BLOOMBERG: The flames just rose again beneath the $16 billion-a-year college sports industry’s scandal du jour. Mary Willingham, the academic-fraud whistleblower at the University of North Carolina, announced her resignation from the prestigious Chapel Hill, N.C., campus…
A former tutor to top Tar Heel athletes, Willingham helped reveal that the university had for years steered football and basketball players into fake classes that never met. She said that she and other academic advisers did so as a way of keeping the athletes eligible to play. The former chairman of UNC’s black-studies department is under criminal indictment in connection with the scandal…

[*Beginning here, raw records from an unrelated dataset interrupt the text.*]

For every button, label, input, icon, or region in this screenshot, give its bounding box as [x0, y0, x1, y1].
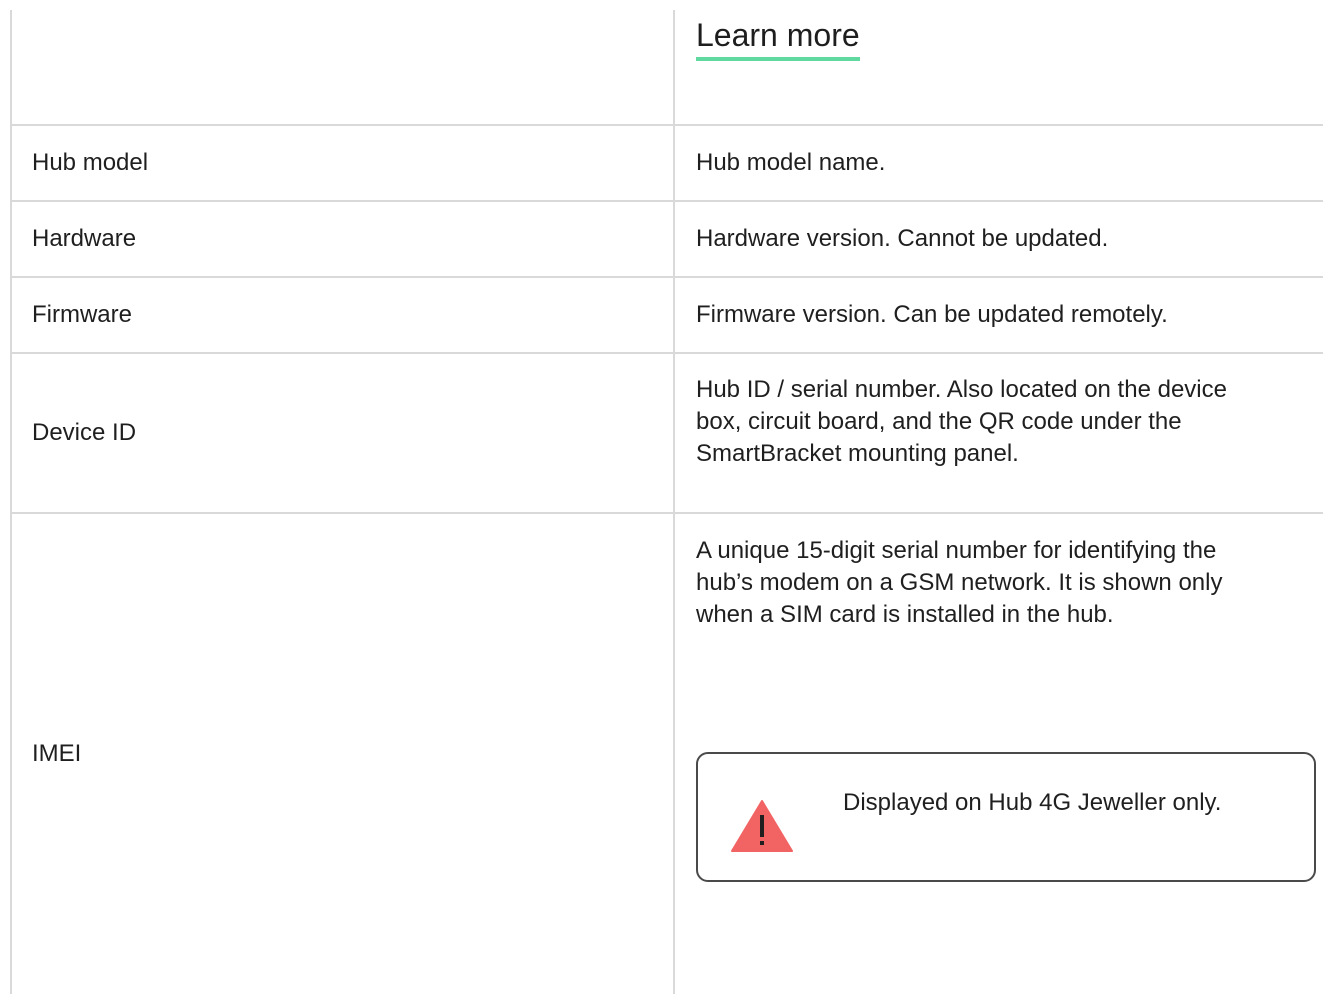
row-divider: [10, 512, 1323, 514]
row-description-imei: A unique 15-digit serial number for iden…: [696, 535, 1318, 631]
row-label-firmware: Firmware: [32, 301, 132, 328]
row-description-hardware: Hardware version. Cannot be updated.: [696, 225, 1109, 252]
description-line: Hub ID / serial number. Also located on …: [696, 376, 1227, 403]
warning-triangle-icon: [731, 800, 793, 852]
note-text: Displayed on Hub 4G Jeweller only.: [843, 789, 1222, 816]
row-label-device-id: Device ID: [32, 419, 137, 446]
row-divider: [10, 352, 1323, 354]
row-divider: [10, 276, 1323, 278]
row-description-device-id: Hub ID / serial number. Also located on …: [696, 374, 1318, 470]
description-line: box, circuit board, and the QR code unde…: [696, 408, 1182, 435]
description-line: A unique 15-digit serial number for iden…: [696, 537, 1217, 564]
row-divider: [10, 124, 1323, 126]
hub-info-table: Learn more Hub model Hub model name. Har…: [0, 0, 1323, 994]
description-line: SmartBracket mounting panel.: [696, 440, 1019, 467]
description-line: when a SIM card is installed in the hub.: [696, 601, 1114, 628]
row-label-hardware: Hardware: [32, 225, 137, 252]
row-label-imei: IMEI: [32, 740, 82, 767]
note-box: Displayed on Hub 4G Jeweller only.: [696, 752, 1316, 882]
row-divider: [10, 200, 1323, 202]
row-description-hub-model: Hub model name.: [696, 149, 886, 176]
learn-more-link[interactable]: Learn more: [696, 15, 860, 61]
row-description-firmware: Firmware version. Can be updated remotel…: [696, 301, 1168, 328]
description-line: hub’s modem on a GSM network. It is show…: [696, 569, 1223, 596]
row-label-hub-model: Hub model: [32, 149, 149, 176]
table-border-left: [10, 10, 12, 994]
table-column-divider: [673, 10, 675, 994]
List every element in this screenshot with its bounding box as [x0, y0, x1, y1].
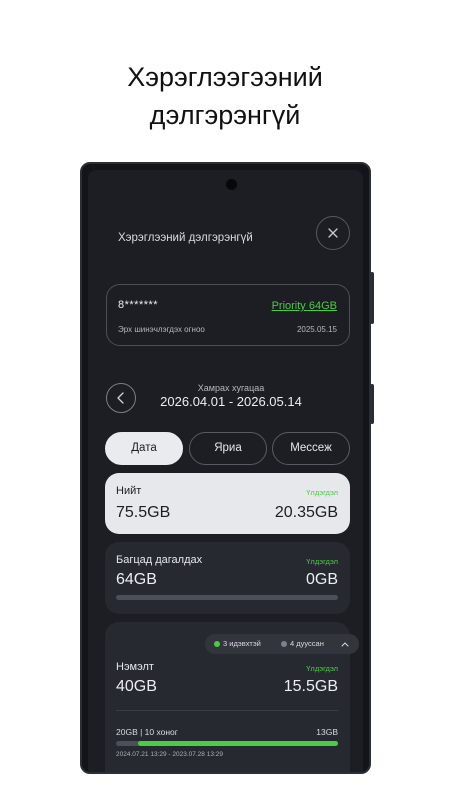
period-label: Хамрах хугацаа [197, 383, 265, 393]
account-card: 8******* Priority 64GB Эрх шинэчлэгдэх о… [106, 284, 350, 346]
extra-item-remaining: 13GB [316, 727, 338, 737]
chip-active-label: 3 идэвхтэй [223, 639, 261, 648]
renew-date: 2025.05.15 [296, 325, 337, 334]
renew-date-label: Эрх шинэчлэгдэх огноо [118, 325, 205, 334]
extra-item-progress-bar [116, 741, 338, 746]
period-value: 2026.04.01 - 2026.05.14 [160, 394, 302, 409]
expired-dot-icon [281, 641, 287, 647]
active-dot-icon [214, 641, 220, 647]
plan-link[interactable]: Priority 64GB [272, 300, 337, 312]
extra-remaining: 15.5GB [283, 678, 338, 695]
screen-title: Хэрэглээний дэлгэрэнгүй [118, 232, 253, 244]
chevron-up-icon [341, 642, 349, 647]
front-camera [226, 179, 237, 190]
package-label: Багцад дагалдах [116, 554, 203, 566]
total-remaining: 20.35GB [274, 504, 338, 521]
extra-item-progress-fill [138, 741, 338, 746]
extra-amount: 40GB [116, 678, 157, 695]
account-number: 8******* [118, 299, 159, 311]
phone-frame: Хэрэглээний дэлгэрэнгүй 8******* Priorit… [80, 162, 371, 774]
headline: Хэрэглээгээний дэлгэрэнгүй [0, 58, 450, 134]
extra-label: Нэмэлт [116, 661, 154, 673]
package-amount: 64GB [116, 571, 157, 588]
tab-sms[interactable]: Мессеж [272, 432, 350, 465]
close-icon [328, 228, 338, 238]
extra-usage-card: 3 идэвхтэй 4 дууссан Нэмэлт Үлдэгдэл 40G… [105, 622, 359, 772]
total-label: Нийт [116, 485, 142, 497]
total-remaining-label: Үлдэгдэл [306, 488, 338, 497]
extra-filter-chip[interactable]: 3 идэвхтэй 4 дууссан [205, 634, 359, 654]
package-remaining: 0GB [305, 571, 338, 588]
extra-item-dates: 2024.07.21 13:29 - 2023.07.28 13:29 [116, 751, 223, 758]
previous-period-button[interactable] [106, 383, 136, 413]
extra-item-title: 20GB | 10 хоног [116, 727, 178, 737]
tab-data[interactable]: Дата [105, 432, 183, 465]
package-progress-bar [116, 595, 338, 600]
close-button[interactable] [316, 216, 350, 250]
total-usage-card: Нийт Үлдэгдэл 75.5GB 20.35GB [105, 473, 350, 534]
app-screen: Хэрэглээний дэлгэрэнгүй 8******* Priorit… [88, 170, 363, 772]
divider [116, 710, 338, 711]
package-remaining-label: Үлдэгдэл [306, 557, 338, 566]
chevron-left-icon [117, 392, 124, 404]
headline-line-2: дэлгэрэнгүй [149, 100, 301, 130]
headline-line-1: Хэрэглээгээний [127, 62, 323, 92]
tab-call[interactable]: Яриа [189, 432, 267, 465]
extra-remaining-label: Үлдэгдэл [306, 664, 338, 673]
package-usage-card: Багцад дагалдах Үлдэгдэл 64GB 0GB [105, 542, 350, 614]
chip-expired-label: 4 дууссан [290, 639, 324, 648]
total-amount: 75.5GB [116, 504, 171, 521]
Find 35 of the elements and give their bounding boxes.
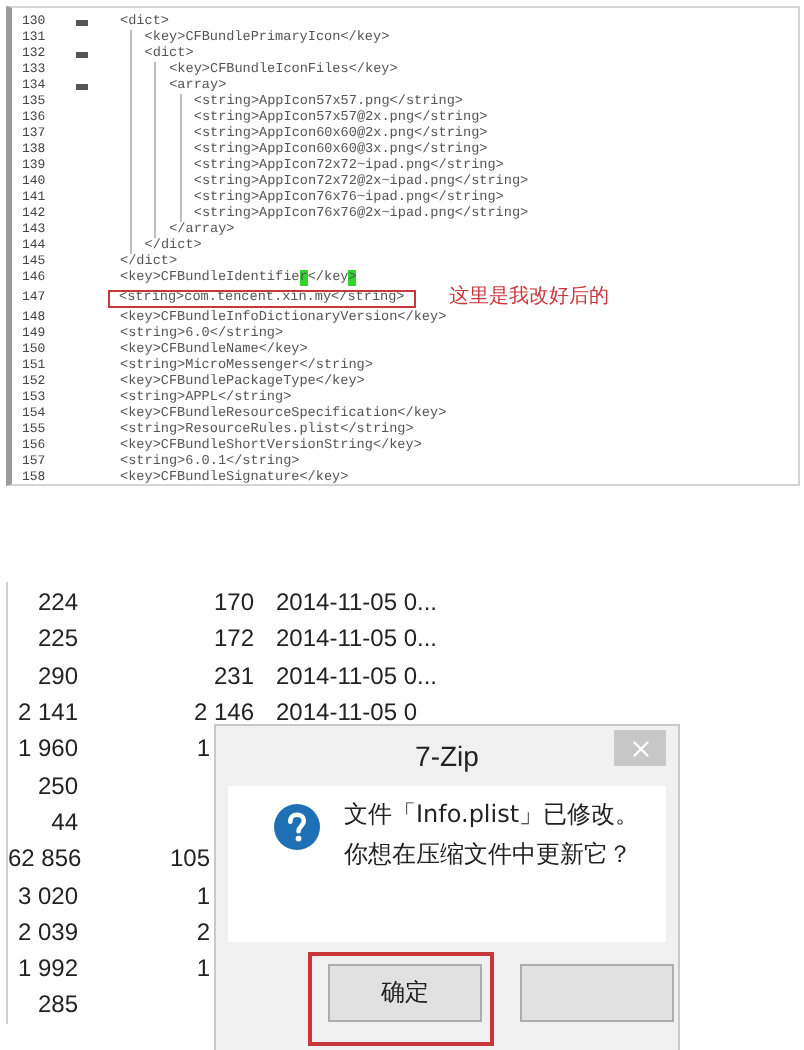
size-cell-text: 224 xyxy=(35,588,78,617)
packed-size-cell-text: 1 xyxy=(194,734,210,763)
annotation-note: 这里是我改好后的 xyxy=(448,288,609,308)
packed-size-cell-text: 1 xyxy=(194,954,210,983)
size-cell-text: 1 992 xyxy=(15,954,78,983)
confirm-button[interactable]: 确定 xyxy=(328,964,482,1022)
modified-cell: 2014-11-05 0 xyxy=(276,698,417,727)
size-cell: 62 856 xyxy=(8,844,78,873)
packed-size-cell-text: 231 xyxy=(211,661,254,690)
collapse-icon[interactable] xyxy=(76,19,88,25)
size-cell-text: 285 xyxy=(35,990,78,1019)
collapse-icon[interactable] xyxy=(76,51,88,57)
size-cell-text: 290 xyxy=(35,661,78,690)
packed-size-cell-text: 105 xyxy=(167,844,210,873)
packed-size-cell-text: 170 xyxy=(211,588,254,617)
packed-size-cell-text: 1 xyxy=(194,881,210,910)
question-icon xyxy=(274,804,320,850)
size-cell-text: 1 960 xyxy=(15,734,78,763)
size-cell-text: 225 xyxy=(35,624,78,653)
collapse-icon[interactable] xyxy=(76,83,88,89)
modified-cell: 2014-11-05 0... xyxy=(276,624,438,653)
packed-size-cell-text: 172 xyxy=(211,624,254,653)
size-cell-text: 3 020 xyxy=(15,881,78,910)
dialog-title: 7-Zip xyxy=(415,740,479,772)
packed-size-cell-text: 2 xyxy=(194,917,210,946)
modified-cell: 2014-11-05 0... xyxy=(276,661,438,690)
size-cell-text: 2 141 xyxy=(15,698,78,727)
dialog-message: 文件「Info.plist」已修改。 xyxy=(344,800,640,828)
close-icon xyxy=(627,735,653,761)
modified-cell: 2014-11-05 0... xyxy=(276,588,438,617)
dialog-message: 你想在压缩文件中更新它？ xyxy=(344,840,634,868)
size-cell-text: 2 039 xyxy=(15,917,78,946)
packed-size-cell-text: 2 146 xyxy=(191,698,254,727)
size-cell-text: 250 xyxy=(35,771,78,800)
size-cell-text: 44 xyxy=(49,807,78,836)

North Carolina has acknowledged—and apologized for—the corruption but insists that it was “academic” in nature, rather than “athletic.” That distinction has apparently held sway with the National Collegiate Athletic Association, which so far has declined to investigate the goings on in Chapel Hill. An NCAA investigation could lead to questions about the legitimacy of the university’s national men’s basketball championships in 2005 and 2009… (more)
EDITOR: “Academic, not “athletic”? Allowing students to play football without taking courses does not impact the athletic program? Then why did the NCAA brutally savage Penn State when the athletic program had nothing to do with a tenured professor, long since retired from the football program, molesting a youngster in the field house?